Still, the charges -- repeated in countless commercials -- take a cumulative effect. New Jersey has trended Democratic for years. But Menendez, who was appointed in January to fill the Senate seat vacated by Gov. Jon S. Corzine (D), stands a bare notch ahead of Kean in polls.

One public poll asked voters what jumps to their mind when they hear the candidates' names. Kean? He's the son of a former governor.

As for Menendez? The greatest number of poll respondents -- 21 percent -- say the words that come to mind are "corruption/crooked."

Menendez sits in the back of a coffee shop at the Borgata casino after his Atlantic City labor rally and wags his head. It's Halloween, and a waitress dressed as a giant Hershey's Kiss has just served coffee.

"In the end of the day, have all the negative ads taken effect? It's hurt." Menendez favors a softly wounded tone. "I didn't expect this."

The word "complicated" hangs over Menendez's head like a thought balloon.

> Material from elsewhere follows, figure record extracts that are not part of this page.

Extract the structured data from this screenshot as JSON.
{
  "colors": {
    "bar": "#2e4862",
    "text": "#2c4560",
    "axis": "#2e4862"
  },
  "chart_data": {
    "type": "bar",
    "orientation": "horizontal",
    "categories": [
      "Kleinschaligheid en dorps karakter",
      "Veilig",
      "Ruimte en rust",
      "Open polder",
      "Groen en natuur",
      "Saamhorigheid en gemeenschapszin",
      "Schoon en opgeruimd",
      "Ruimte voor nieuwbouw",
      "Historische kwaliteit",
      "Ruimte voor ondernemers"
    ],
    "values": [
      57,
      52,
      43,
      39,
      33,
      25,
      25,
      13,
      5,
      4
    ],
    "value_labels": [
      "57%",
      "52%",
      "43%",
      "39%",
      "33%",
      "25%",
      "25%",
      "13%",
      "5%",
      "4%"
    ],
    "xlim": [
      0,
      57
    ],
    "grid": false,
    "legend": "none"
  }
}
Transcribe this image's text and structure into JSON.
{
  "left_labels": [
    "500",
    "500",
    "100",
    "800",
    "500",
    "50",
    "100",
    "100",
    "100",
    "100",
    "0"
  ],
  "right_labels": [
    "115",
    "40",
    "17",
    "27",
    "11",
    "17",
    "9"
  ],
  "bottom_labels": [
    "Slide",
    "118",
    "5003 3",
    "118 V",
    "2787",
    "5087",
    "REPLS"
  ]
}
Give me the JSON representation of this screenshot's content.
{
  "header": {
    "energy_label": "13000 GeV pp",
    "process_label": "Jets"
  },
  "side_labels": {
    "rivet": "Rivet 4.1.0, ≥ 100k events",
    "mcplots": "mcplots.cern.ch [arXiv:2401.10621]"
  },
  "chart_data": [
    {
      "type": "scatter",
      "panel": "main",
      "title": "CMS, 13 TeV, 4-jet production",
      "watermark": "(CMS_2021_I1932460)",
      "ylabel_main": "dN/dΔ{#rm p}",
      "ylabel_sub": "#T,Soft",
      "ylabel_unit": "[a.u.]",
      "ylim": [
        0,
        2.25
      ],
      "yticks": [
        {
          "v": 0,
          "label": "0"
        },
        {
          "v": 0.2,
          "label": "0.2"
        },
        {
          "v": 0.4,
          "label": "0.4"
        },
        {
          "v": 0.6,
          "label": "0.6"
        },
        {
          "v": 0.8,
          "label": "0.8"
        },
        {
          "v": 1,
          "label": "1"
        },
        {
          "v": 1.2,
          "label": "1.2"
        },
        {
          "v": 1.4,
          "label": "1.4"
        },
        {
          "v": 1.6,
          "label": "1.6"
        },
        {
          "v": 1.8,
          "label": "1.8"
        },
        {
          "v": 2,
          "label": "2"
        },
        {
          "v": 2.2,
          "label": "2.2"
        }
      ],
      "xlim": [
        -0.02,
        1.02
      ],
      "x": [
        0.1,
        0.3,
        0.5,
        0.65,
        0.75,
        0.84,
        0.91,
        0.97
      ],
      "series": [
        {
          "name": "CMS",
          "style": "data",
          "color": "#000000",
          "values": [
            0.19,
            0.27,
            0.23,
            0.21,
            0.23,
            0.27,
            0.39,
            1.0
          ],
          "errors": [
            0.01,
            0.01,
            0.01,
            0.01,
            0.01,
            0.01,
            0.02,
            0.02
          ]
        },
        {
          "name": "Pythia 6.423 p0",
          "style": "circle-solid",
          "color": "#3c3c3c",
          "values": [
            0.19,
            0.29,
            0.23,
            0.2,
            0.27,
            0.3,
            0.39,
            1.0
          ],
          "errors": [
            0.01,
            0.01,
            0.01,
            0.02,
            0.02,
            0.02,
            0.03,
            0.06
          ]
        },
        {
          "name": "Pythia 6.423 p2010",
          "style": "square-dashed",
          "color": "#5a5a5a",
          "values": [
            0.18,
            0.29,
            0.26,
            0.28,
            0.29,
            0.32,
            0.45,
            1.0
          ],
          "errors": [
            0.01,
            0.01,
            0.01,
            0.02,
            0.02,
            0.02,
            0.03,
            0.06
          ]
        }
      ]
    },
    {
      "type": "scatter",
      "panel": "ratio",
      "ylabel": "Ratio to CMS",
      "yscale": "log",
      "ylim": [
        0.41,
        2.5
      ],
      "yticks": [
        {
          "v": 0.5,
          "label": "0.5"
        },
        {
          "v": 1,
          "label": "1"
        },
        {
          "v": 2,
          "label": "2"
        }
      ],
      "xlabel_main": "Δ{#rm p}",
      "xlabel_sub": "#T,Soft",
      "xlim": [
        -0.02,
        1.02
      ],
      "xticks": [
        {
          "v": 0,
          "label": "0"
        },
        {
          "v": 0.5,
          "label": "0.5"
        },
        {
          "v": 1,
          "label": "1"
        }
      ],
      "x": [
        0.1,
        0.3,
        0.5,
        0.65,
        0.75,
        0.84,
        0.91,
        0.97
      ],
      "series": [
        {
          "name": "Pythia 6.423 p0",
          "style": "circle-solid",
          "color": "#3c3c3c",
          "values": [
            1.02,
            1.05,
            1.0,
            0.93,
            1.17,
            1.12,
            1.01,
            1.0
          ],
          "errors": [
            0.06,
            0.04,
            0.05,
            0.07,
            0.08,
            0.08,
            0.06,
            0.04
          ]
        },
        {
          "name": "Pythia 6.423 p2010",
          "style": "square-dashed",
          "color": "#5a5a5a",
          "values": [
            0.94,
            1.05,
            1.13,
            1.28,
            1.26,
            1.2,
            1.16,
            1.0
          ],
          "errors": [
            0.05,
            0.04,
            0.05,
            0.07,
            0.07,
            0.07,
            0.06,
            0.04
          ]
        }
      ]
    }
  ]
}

One on one, he's neatly coifed and studiously bland, a pug-nosed lawyer at ease with the arcana of trade policy and Iraq. He's the immigrant's son -- his parents grew up in Havana and fled the dictator Fulgencio Batista -- and a skilled infighter for a higher minimum wage and low-cost student loans, and a determined opponent of the war in Iraq.

On the stump, he's curiously diffident. He attended a Veterans Day breakfast in Cherry Hill, a hall thick with old vets speaking in the emphatic manner of the hard of hearing. Max Cleland, the former Georgia senator and Vietnam amputee, had flown to campaign for him. The old Georgia pol coached the candidate.

"Go ahead, Bobby," Cleland whispers. "Push my wheelchair out there."

Menendez tends to step on his own applause lines. One vet after another ambles up to shake Menendez's hand but the candidate's handshake is as fleeting as his attention.

You might not guess that politics has been Menendez's chosen -- and highly successful -- calling since he ran for school board at the age of 19. He grew up in a tenement in Union City, a working-class immigrant city that hangs like a vine to the cliffs of the Palisades overlooking the Hudson River. The city sits in Hudson County, which for more than a century has exemplified a style of politics known as Early Feudal.

As Rep. Rodney P. Frelinghuysen (R-N.J.) recently explained to the Record of Hackensack: "You don't take prisoners in Hudson County, you shoot them."

Another piece of the county's political DNA was laid down by Frank Hague, mayor of Jersey City from 1917 to 1947. He had a desk constructed with a lap drawer so visitors might deposit charitable envelopes of cash. Hague's salary never exceeded $8,000; his net worth at the time of his death was $10 million.

Menendez' first job came with William V. Musto, the intermittently reformist mayor of Union City. Later Menendez, who wore a bulletproof vest during this time, testified that Musto took bribes. Musto was convicted, and then he was reelected the day after he was sentenced.

Menendez has put in place mayors of Jersey City and Union City -- and upended the same men. But he recoils at any notion he's a boss. "Tom Kean rises to the top of his county machine with no experience and it's 'leadership,' " Menendez says in that professorial manner. "But we pick a candidate here in Hudson County and it's bossism. That's very outdated."

It must be said, however, that Hudson County politics retain a high entertainment value. Robert Janiszewski, the former county executive of Hudson County was forced to go into the witness protection program in 2001 after it was revealed he had worn an FBI wire. Janiszewski was sentenced to 41 months but in prison he's resurfaced as a pen-pal adviser to Kean's campaign.

Menendez frowns.

" In that case , the history of Frank Hague lives. But that history is not reality for the rest of us."